User Edit Pencil Streamline Icon: https://streamlinehq.com
Authors (3)
  1. Johannes Welbl (20 papers)
  2. Pontus Stenetorp (68 papers)
  3. Sebastian Riedel (140 papers)
Citations (487)

Summary

Constructing Datasets for Multi-hop Reading Comprehension Across Documents

This paper by Johannes Welbl, Pontus Stenetorp, and Sebastian Riedel discusses the development of datasets tailored for evaluating multi-hop reading comprehension (RC) models across multiple documents. The research addresses the limitations of current RC methodologies, which predominantly focus on answering queries using localized information from a single sentence or document. By encouraging models to synthesize disjoint textual evidence, the paper aims to advance the scope of machine comprehension techniques.

Introduction and Motivation

Traditional RC tasks often limit the retrieval of information to single-source queries. This research introduces a novel task emphasizing multi-hop inference, requiring models to seek and combine evidence from multiple documents. This task is motivated by practical applications where critical information is distributed across various sources, such as scientific literature or encyclopedic knowledge bases.

Methodology and Dataset Construction

The paper presents a methodology for constructing datasets that enable the aforementioned multi-hop capabilities. The authors generate these datasets by using thematically linked documents from existing collections of query-answer pairs. Specifically, two datasets are derived for different domains:

  1. WikiHop: Leveraging the interconnected articles within Wikipedia and the structured data from Wikidata. The dataset focuses on queries about entities where no single document holds the complete answer.
  2. MedHop: Using abstracts from Medline and facts from DrugBank, the dataset addresses drug-drug interaction queries requiring inferences drawn from multiple scientific findings.

A bipartite graph methodology is introduced to build these datasets, linking documents to entities based on their mentions and thematic relevance. The traversal of this graph ensures that evidence is collected across documents, necessitating multi-hop reasoning.

Addressing Challenges and Biases

Dataset construction is susceptible to biases and inaccuracies. The paper highlights potential issues such as candidate frequency imbalance and document-answer correlations. The authors introduce filtering strategies to mitigate these effects, ensuring that models are tested on their inference capabilities rather than on dataset artifacts.

Evaluation and Results

The paper evaluates two competitive RC models, BiDAF and FastQA, on both datasets. The evaluations reveal that while models can extract information across documents, there remains a significant gap compared to human performance — 54.5% accuracy for models versus 85.0% for humans.
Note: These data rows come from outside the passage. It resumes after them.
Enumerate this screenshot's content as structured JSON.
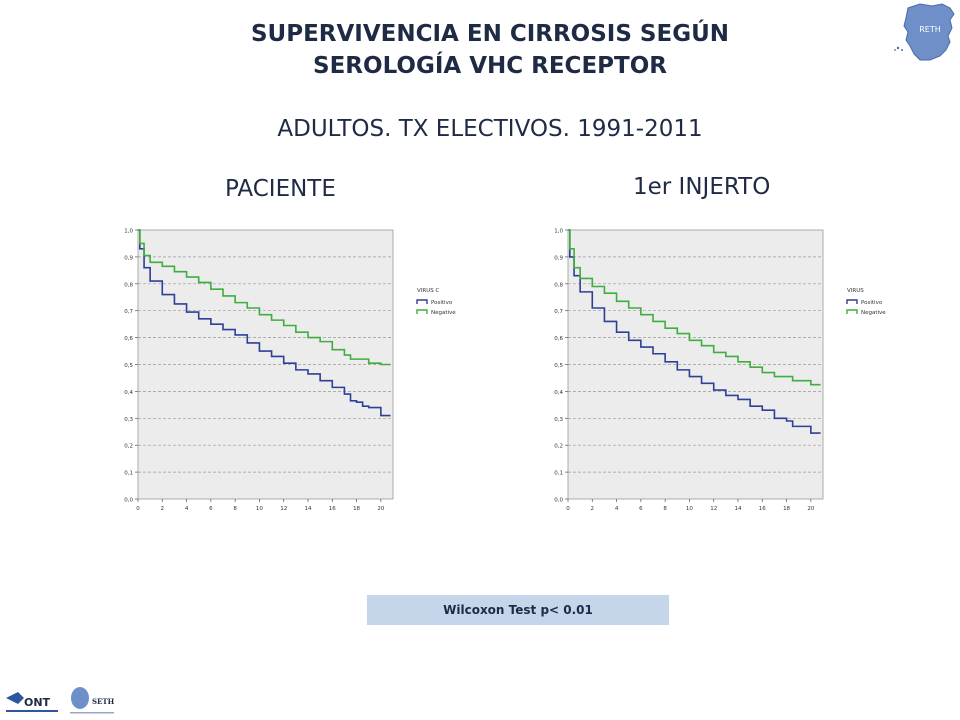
{
  "slide": {
    "title_line1": "SUPERVIVENCIA EN CIRROSIS SEGÚN",
    "title_line2": "SEROLOGÍA VHC RECEPTOR",
    "subtitle": "ADULTOS. TX ELECTIVOS. 1991-2011",
    "panel_left_title": "PACIENTE",
    "panel_right_title": "1er INJERTO",
    "test_label": "Wilcoxon Test  p< 0.01",
    "logo_reth_text": "RETH",
    "footer_logo_ont": "ONT",
    "footer_logo_seth": "SETH"
  },
  "chart_data": [
    {
      "type": "line",
      "title": "PACIENTE",
      "legend_title": "VIRUS C",
      "legend_placement": "right",
      "grid": "horizontal dashed",
      "xlim": [
        0,
        21
      ],
      "ylim": [
        0,
        1
      ],
      "xticks": [
        "0",
        "2",
        "4",
        "6",
        "8",
        "10",
        "12",
        "14",
        "16",
        "18",
        "20"
      ],
      "yticks": [
        "0,0",
        "0,1",
        "0,2",
        "0,3",
        "0,4",
        "0,5",
        "0,6",
        "0,7",
        "0,8",
        "0,9",
        "1,0"
      ],
      "series": [
        {
          "name": "Positivo",
          "color": "#2e3f98",
          "points": [
            [
              0,
              1.0
            ],
            [
              0.15,
              0.93
            ],
            [
              0.5,
              0.86
            ],
            [
              1,
              0.81
            ],
            [
              2,
              0.76
            ],
            [
              3,
              0.725
            ],
            [
              4,
              0.695
            ],
            [
              5,
              0.67
            ],
            [
              6,
              0.65
            ],
            [
              7,
              0.63
            ],
            [
              8,
              0.61
            ],
            [
              9,
              0.58
            ],
            [
              10,
              0.55
            ],
            [
              11,
              0.53
            ],
            [
              12,
              0.505
            ],
            [
              13,
              0.48
            ],
            [
              14,
              0.465
            ],
            [
              15,
              0.44
            ],
            [
              16,
              0.415
            ],
            [
              17,
              0.39
            ],
            [
              17.5,
              0.365
            ],
            [
              18,
              0.36
            ],
            [
              18.5,
              0.345
            ],
            [
              19,
              0.34
            ],
            [
              20,
              0.31
            ],
            [
              20.8,
              0.31
            ]
          ]
        },
        {
          "name": "Negative",
          "color": "#3fae3f",
          "points": [
            [
              0,
              1.0
            ],
            [
              0.15,
              0.95
            ],
            [
              0.5,
              0.905
            ],
            [
              1,
              0.88
            ],
            [
              2,
              0.865
            ],
            [
              3,
              0.845
            ],
            [
              4,
              0.825
            ],
            [
              5,
              0.805
            ],
            [
              6,
              0.78
            ],
            [
              7,
              0.755
            ],
            [
              8,
              0.73
            ],
            [
              9,
              0.71
            ],
            [
              10,
              0.685
            ],
            [
              11,
              0.665
            ],
            [
              12,
              0.645
            ],
            [
              13,
              0.62
            ],
            [
              14,
              0.6
            ],
            [
              15,
              0.585
            ],
            [
              16,
              0.555
            ],
            [
              17,
              0.535
            ],
            [
              17.5,
              0.52
            ],
            [
              18,
              0.52
            ],
            [
              19,
              0.505
            ],
            [
              20,
              0.5
            ],
            [
              20.8,
              0.5
            ]
          ]
        }
      ]
    },
    {
      "type": "line",
      "title": "1er INJERTO",
      "legend_title": "VIRUS",
      "legend_placement": "right",
      "grid": "horizontal dashed",
      "xlim": [
        0,
        21
      ],
      "ylim": [
        0,
        1
      ],
      "xticks": [
        "0",
        "2",
        "4",
        "6",
        "8",
        "10",
        "12",
        "14",
        "16",
        "18",
        "20"
      ],
      "yticks": [
        "0,0",
        "0,1",
        "0,2",
        "0,3",
        "0,4",
        "0,5",
        "0,6",
        "0,7",
        "0,8",
        "0,9",
        "1,0"
      ],
      "series": [
        {
          "name": "Positivo",
          "color": "#2e3f98",
          "points": [
            [
              0,
              1.0
            ],
            [
              0.15,
              0.9
            ],
            [
              0.5,
              0.83
            ],
            [
              1,
              0.77
            ],
            [
              2,
              0.71
            ],
            [
              3,
              0.66
            ],
            [
              4,
              0.62
            ],
            [
              5,
              0.59
            ],
            [
              6,
              0.565
            ],
            [
              7,
              0.54
            ],
            [
              8,
              0.51
            ],
            [
              9,
              0.48
            ],
            [
              10,
              0.455
            ],
            [
              11,
              0.43
            ],
            [
              12,
              0.405
            ],
            [
              13,
              0.385
            ],
            [
              14,
              0.37
            ],
            [
              15,
              0.345
            ],
            [
              16,
              0.33
            ],
            [
              17,
              0.3
            ],
            [
              18,
              0.29
            ],
            [
              18.5,
              0.27
            ],
            [
              19,
              0.27
            ],
            [
              20,
              0.245
            ],
            [
              20.8,
              0.245
            ]
          ]
        },
        {
          "name": "Negative",
          "color": "#3fae3f",
          "points": [
            [
              0,
              1.0
            ],
            [
              0.15,
              0.93
            ],
            [
              0.5,
              0.86
            ],
            [
              1,
              0.82
            ],
            [
              2,
              0.79
            ],
            [
              3,
              0.765
            ],
            [
              4,
              0.735
            ],
            [
              5,
              0.71
            ],
            [
              6,
              0.685
            ],
            [
              7,
              0.66
            ],
            [
              8,
              0.635
            ],
            [
              9,
              0.615
            ],
            [
              10,
              0.59
            ],
            [
              11,
              0.57
            ],
            [
              12,
              0.545
            ],
            [
              13,
              0.53
            ],
            [
              14,
              0.51
            ],
            [
              15,
              0.49
            ],
            [
              16,
              0.47
            ],
            [
              17,
              0.455
            ],
            [
              18,
              0.455
            ],
            [
              18.5,
              0.44
            ],
            [
              19,
              0.44
            ],
            [
              20,
              0.425
            ],
            [
              20.8,
              0.425
            ]
          ]
        }
      ]
    }
  ]
}
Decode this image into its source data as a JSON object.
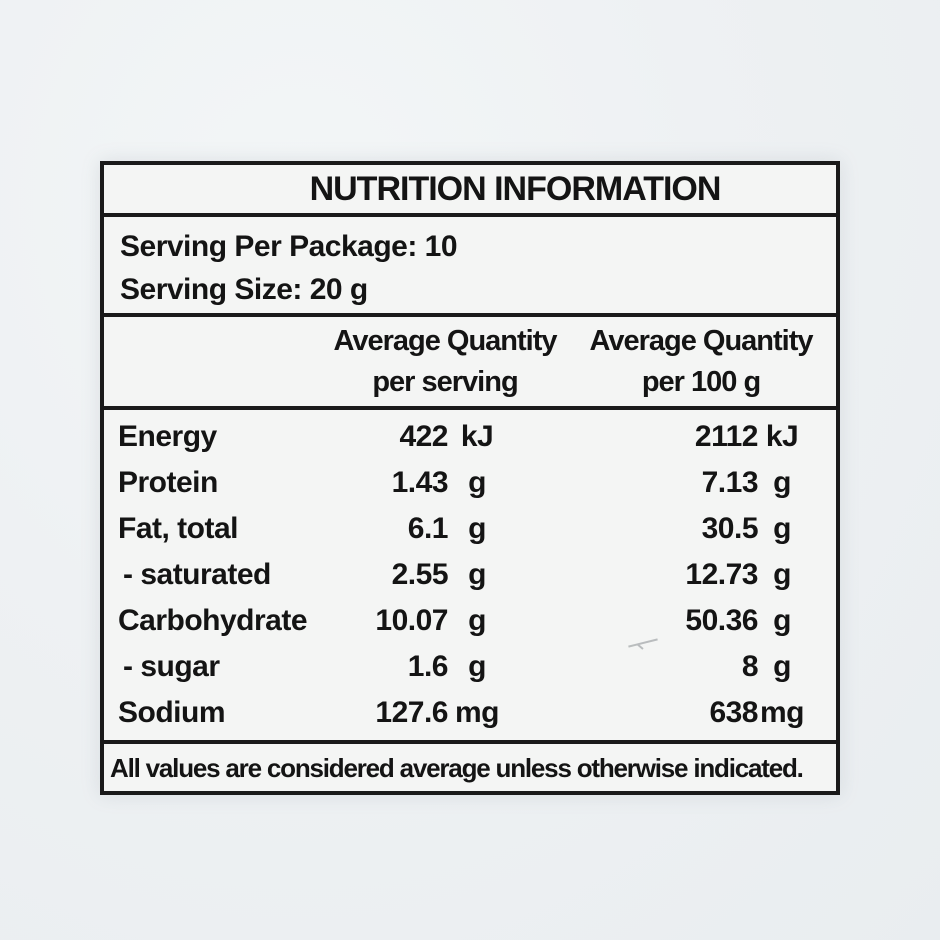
{
  "label": {
    "title": "NUTRITION INFORMATION",
    "serving": {
      "per_package": "Serving Per Package: 10",
      "size": "Serving Size: 20 g"
    },
    "columns": {
      "per_serving": {
        "line1": "Average Quantity",
        "line2": "per serving"
      },
      "per_100g": {
        "line1": "Average Quantity",
        "line2": "per 100 g"
      }
    },
    "rows": [
      {
        "nutrient": "Energy",
        "per_serving_value": "422",
        "per_serving_unit": "kJ",
        "per_100g_value": "2112",
        "per_100g_unit": "kJ"
      },
      {
        "nutrient": "Protein",
        "per_serving_value": "1.43",
        "per_serving_unit": "g",
        "per_100g_value": "7.13",
        "per_100g_unit": "g"
      },
      {
        "nutrient": "Fat, total",
        "per_serving_value": "6.1",
        "per_serving_unit": "g",
        "per_100g_value": "30.5",
        "per_100g_unit": "g"
      },
      {
        "nutrient": "- saturated",
        "per_serving_value": "2.55",
        "per_serving_unit": "g",
        "per_100g_value": "12.73",
        "per_100g_unit": "g"
      },
      {
        "nutrient": "Carbohydrate",
        "per_serving_value": "10.07",
        "per_serving_unit": "g",
        "per_100g_value": "50.36",
        "per_100g_unit": "g"
      },
      {
        "nutrient": "- sugar",
        "per_serving_value": "1.6",
        "per_serving_unit": "g",
        "per_100g_value": "8",
        "per_100g_unit": "g"
      },
      {
        "nutrient": "Sodium",
        "per_serving_value": "127.6",
        "per_serving_unit": "mg",
        "per_100g_value": "638",
        "per_100g_unit": "mg"
      }
    ],
    "footnote": "All values are considered average unless otherwise indicated.",
    "colors": {
      "border": "#1a1a1a",
      "text": "#141414",
      "label_bg": "#f4f5f4",
      "page_bg": "#eef1f3"
    }
  }
}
These results emphasize opportunities for improvement in the integration and selection of relevant information. The datasets exhibit strong baselines but offer substantial scope for enhancing inference capabilities.

Implications and Future Research

By constructing datasets that simulate real-world scenarios of cross-document information retrieval, this research lays the groundwork for developing more sophisticated RC systems. The implications are significant for fields such as information extraction and search, where multi-document synthesis can lead to more robust knowledge discovery processes.

Future research could focus on refining document selection techniques and improving models' abilities to handle the inherent complexities of cross-document reasoning. This work has opened new avenues for exploring AI's potential in understanding and processing dispersed information sources.

Conclusion

The authors provide a detailed approach to creating RC tasks that require sophisticated multi-hop reasoning. The datasets and methodologies proposed mark a significant step forward in evaluating and enhancing current RC models' capabilities. The research serves as a foundational step toward more advanced systems that can answer complex queries by seamlessly integrating scattered pieces of evidence across multiple documents.